Under the ministry’s regulation, a low-cost airline must serve meals and drinks and provide communication services to passengers if flights are delayed more than two hours but not exceeding three hours.
The airline must give ticket refunds if passengers do not want to board delayed flights.
If the airline wants to make refunds in the form of vouchers or other items, it must receive consent from affected passengers.
If a flight is delayed by up to five hours, the airline must provide a replacement flight or a flight to the nearest destination with no additional cost, or repay the difference if the replacement fare is cheaper. Passengers must also be served with food and drinks.
If a flight is delayed for more than five hours, passengers are entitled to compensation of 600 baht from the airline. But there are exceptions if delays are caused by a political situation, weather conditions or work stoppages.
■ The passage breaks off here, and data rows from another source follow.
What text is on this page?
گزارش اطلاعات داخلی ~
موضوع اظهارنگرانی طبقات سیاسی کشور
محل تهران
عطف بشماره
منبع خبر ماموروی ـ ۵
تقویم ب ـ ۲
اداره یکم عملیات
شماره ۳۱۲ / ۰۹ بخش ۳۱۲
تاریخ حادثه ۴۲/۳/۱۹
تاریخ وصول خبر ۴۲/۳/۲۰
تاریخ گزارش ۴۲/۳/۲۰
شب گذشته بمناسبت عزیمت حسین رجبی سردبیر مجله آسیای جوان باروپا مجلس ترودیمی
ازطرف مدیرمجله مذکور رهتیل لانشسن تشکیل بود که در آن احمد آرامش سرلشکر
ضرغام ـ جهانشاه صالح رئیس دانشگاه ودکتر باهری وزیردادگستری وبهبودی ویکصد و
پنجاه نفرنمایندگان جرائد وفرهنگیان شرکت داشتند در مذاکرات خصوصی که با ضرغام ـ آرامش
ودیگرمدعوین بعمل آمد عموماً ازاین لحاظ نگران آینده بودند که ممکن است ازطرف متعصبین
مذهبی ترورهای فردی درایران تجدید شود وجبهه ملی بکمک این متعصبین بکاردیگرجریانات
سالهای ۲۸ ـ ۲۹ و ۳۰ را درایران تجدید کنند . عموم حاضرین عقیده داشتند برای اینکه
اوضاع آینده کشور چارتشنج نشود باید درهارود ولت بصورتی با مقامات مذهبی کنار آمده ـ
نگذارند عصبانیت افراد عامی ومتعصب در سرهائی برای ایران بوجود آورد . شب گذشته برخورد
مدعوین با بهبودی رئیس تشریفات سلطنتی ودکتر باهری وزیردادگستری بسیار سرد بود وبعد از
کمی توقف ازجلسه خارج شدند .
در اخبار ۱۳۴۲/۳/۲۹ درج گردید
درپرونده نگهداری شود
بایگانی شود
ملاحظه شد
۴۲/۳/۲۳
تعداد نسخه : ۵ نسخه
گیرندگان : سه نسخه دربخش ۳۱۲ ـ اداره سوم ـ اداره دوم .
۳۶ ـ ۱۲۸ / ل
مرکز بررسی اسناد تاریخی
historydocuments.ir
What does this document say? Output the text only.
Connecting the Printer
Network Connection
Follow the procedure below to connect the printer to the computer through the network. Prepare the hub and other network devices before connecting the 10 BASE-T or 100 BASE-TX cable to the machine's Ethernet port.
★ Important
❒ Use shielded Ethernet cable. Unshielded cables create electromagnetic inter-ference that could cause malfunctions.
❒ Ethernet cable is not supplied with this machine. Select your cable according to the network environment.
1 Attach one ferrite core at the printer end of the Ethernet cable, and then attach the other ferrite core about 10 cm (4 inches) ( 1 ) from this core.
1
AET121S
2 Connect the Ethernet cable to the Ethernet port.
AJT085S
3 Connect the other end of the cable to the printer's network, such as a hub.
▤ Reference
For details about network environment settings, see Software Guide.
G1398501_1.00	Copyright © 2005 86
Mr Supoj said the regulation was issued following complaints from many passengers about repeated flight delays, unfair ticket prices and extra fees charged by budget airlines.
The permanent secretary has instructed the Civil Aviation Department to strictly enforce the regulation to make sure all budget airlines operating domestic routes abide by it and that the rights of passengers are protected.
“Over the past years, several airlines have collected many extra fees. This causes budget airline passengers to pay fares higher than those charged by the national carrier, Thai Airways International,” said Mr Supoj.
The problem of flight delays has gradually improved since two major budget airlines _ Thai AirAsia and Nok Air _ increased the number of their planes.
The ministry has asked deputy permanent secretary Sornsak Saensombat to come up with urgent measures to make Thailand’s 28 airports more profitable. Previous studies have proposed allowing the private sector to take over management of the airports or dividing the airports into zones, with firms being hired to manage each zone.